Müslümanın Balığı Yan Gitmez!
Günahlar, hatalar ve yanlışlar... Günaha değmeden, hata yapmadan bir ömür geçirmek gayemiz olsa da zaman zaman günah işleyebiliyor, hata yapabiliyoruz. Peki bir günah sadece "bir" günah mıdır? İşte, burada durum değişebiliyor. Bir kul günah işledikten sonra tövbe edip hatasını tekrarlamama gayretinde olabileceği gibi Allah korusun günahına günah ekleyip bir günah zincirine de girebilir. Bu günah zincirinin oluşmasında birden fazla neden olabileceği gibi bu nedenlerden biri de umutsuzluktur.

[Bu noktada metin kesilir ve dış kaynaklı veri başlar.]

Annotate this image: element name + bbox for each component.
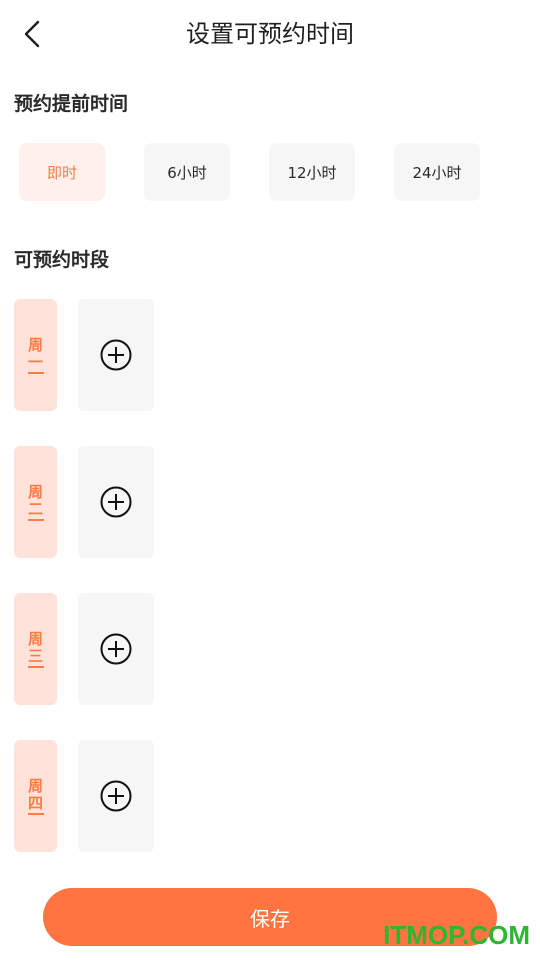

Umut, hayatın içerisinde birçok noktada bize çok büyük bir güdülenme sağlar. Örneğin sınava hazırlanırken "okul kazanma umudu", evlilik yapacağımız vakit "güzel bir aile kurma umudu" veya bir meslek seçeceğimiz vakit "insanlara faydalı olma umudu" şeklinde birçok noktada umut bizim yapacağımız işe karşı bizi daha da güdülemektedir. Bizlerde işte bu umutlarla ulaşmak istediğimiz şey her ne ise ona doğru daha hızlı ve şevkli adımlar atmaya çalışırız. Diğer bir açıdan da değerlendirirsek; vazgeçmeyi düşündüğümüz veyahut yorulduğumuz zamanlarda da "umudumuz" bize göz kırparak olduğumuz yerden kalkmamıza yardımcı olur. Umutsuzluk ise tam tersidir. Bizi amacımızdan uzaklaştırır hatta amacımızı bazen gözümüze görünmez kılar. Her ne kadar zihnimizde amacımızı tutarlı gerekçeler ile kendimize sunsakta umutsuzluk omzumuzdan bastırarak bizi koltuğumuza oturtma noktasında ustalık sergiler.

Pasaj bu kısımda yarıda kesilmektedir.